Prostaglandin D(2) (PGD(2)) is one of the key lipid mediators of allergic airway inflammation, including bronchial asthma. However, the role of PGD(2) in the pathogenesis of asthma is not fully understood. In the present study, the effect of PGD(2) on smooth muscle contractility of the airways was determined to elucidate its role in the development of airway hyperresponsiveness (AHR). In isolated bronchial smooth muscles (BSMs) of naive mice, application of PGD(2) (10(−9)–10(−5) M) had no effect on the baseline tension. However, when the tissues were precontracted partially with 30 mM K(+) (in the presence of 10(−6) M atropine), PGD(2) markedly augmented the contraction induced by the high K(+) depolarization.
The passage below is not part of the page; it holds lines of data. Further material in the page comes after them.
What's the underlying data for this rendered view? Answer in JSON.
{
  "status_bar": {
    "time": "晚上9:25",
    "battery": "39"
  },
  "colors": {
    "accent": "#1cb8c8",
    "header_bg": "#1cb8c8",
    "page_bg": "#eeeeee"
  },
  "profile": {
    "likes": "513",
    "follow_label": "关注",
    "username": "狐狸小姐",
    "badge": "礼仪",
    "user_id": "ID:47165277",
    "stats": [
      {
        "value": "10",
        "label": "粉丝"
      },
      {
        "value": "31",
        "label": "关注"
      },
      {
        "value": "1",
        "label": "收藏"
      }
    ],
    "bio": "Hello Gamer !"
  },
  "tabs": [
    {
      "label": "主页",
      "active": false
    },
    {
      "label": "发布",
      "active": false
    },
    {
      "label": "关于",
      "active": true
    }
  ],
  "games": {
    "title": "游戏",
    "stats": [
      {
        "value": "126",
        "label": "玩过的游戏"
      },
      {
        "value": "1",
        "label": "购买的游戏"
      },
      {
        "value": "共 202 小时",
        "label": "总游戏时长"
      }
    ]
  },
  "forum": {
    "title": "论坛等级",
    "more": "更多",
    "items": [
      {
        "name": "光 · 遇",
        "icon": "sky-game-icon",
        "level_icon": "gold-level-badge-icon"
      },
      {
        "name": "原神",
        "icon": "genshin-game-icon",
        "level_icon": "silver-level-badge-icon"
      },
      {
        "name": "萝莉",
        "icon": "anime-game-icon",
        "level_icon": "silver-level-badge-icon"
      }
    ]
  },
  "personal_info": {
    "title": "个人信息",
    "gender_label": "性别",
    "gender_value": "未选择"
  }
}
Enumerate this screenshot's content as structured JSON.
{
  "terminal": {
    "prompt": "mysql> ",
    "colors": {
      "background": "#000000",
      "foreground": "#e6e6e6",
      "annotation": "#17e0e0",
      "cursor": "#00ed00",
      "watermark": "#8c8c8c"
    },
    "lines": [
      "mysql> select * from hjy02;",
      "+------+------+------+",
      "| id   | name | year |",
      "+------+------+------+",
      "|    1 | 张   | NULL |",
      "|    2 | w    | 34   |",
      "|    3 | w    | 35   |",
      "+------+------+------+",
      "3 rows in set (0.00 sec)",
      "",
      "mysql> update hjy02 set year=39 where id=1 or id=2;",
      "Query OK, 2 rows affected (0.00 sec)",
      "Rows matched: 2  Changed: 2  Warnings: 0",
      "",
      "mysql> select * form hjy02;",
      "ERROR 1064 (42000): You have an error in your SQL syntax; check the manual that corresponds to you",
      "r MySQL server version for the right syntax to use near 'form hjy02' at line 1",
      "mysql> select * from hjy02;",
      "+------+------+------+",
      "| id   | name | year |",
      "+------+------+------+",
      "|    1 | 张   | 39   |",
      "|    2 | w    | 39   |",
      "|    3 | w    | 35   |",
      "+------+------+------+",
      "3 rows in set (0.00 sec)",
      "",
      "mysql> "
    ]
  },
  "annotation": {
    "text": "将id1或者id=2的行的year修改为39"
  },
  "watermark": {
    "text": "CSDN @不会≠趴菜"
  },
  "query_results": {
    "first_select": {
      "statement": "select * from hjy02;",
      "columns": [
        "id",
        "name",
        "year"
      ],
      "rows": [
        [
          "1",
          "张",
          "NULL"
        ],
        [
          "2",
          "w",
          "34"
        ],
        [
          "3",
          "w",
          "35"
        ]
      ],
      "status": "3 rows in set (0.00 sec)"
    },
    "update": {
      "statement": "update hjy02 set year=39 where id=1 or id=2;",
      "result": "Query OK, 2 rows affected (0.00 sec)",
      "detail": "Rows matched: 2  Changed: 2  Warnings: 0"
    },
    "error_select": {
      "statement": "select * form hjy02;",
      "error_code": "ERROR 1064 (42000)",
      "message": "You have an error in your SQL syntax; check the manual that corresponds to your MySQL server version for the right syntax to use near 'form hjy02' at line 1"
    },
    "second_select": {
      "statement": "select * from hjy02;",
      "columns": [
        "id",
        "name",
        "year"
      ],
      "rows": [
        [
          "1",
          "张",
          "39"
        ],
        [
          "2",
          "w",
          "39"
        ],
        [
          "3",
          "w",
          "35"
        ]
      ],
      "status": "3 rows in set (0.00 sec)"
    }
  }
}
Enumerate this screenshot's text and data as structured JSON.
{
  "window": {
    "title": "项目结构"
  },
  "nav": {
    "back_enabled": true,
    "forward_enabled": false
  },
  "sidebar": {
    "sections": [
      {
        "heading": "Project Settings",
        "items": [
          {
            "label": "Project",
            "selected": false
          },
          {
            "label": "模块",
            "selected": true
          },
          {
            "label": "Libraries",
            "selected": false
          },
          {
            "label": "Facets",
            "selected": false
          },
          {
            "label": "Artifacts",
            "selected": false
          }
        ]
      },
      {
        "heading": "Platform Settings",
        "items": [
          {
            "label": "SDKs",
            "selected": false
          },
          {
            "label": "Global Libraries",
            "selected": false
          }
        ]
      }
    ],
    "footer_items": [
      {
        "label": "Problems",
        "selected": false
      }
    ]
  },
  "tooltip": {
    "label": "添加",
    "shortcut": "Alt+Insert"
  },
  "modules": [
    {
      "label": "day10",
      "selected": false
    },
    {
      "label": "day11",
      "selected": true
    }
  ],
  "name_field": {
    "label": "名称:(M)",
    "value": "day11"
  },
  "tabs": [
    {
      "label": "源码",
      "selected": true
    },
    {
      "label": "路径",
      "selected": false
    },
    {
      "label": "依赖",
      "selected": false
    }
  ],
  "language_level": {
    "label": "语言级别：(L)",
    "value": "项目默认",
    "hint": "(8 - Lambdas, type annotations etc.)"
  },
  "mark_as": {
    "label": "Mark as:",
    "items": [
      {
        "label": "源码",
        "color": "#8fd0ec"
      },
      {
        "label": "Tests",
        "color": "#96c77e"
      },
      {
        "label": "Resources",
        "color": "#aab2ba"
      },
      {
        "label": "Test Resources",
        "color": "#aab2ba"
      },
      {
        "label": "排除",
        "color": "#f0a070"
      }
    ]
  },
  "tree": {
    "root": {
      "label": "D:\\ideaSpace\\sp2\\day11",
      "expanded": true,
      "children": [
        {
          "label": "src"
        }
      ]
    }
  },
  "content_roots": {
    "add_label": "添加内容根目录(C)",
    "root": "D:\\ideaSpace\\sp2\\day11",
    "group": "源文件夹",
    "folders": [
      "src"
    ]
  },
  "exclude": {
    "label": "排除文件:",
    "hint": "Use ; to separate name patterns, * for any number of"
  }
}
The PGD(2)-induced augmentation of contraction was significantly inhibited both by 10(−6) M laropiprant (a selective DP(1) antagonist) and 10(−7) M Y-27632 (a Rho-kinase inhibitor), indicating that a DP(1) receptor-mediated activation of Rho-kinase is involved in the PGD(2)-induced BSM hyperresponsiveness. Indeed, the GTP-RhoA pull-down assay revealed an increase in active form of RhoA in the PGD(2)-treated mouse BSMs. On the other hand, in the high K(+)-depolarized cultured human BSM cells, PGD(2) caused no further increase in cytosolic Ca(2+) concentration. These findings suggest that PGD(2) causes RhoA/Rho-kinase-mediated Ca(2+) sensitization of BSM contraction to augment its contractility. Increased PGD(2) level in the airways might be a cause of the AHR in asthma.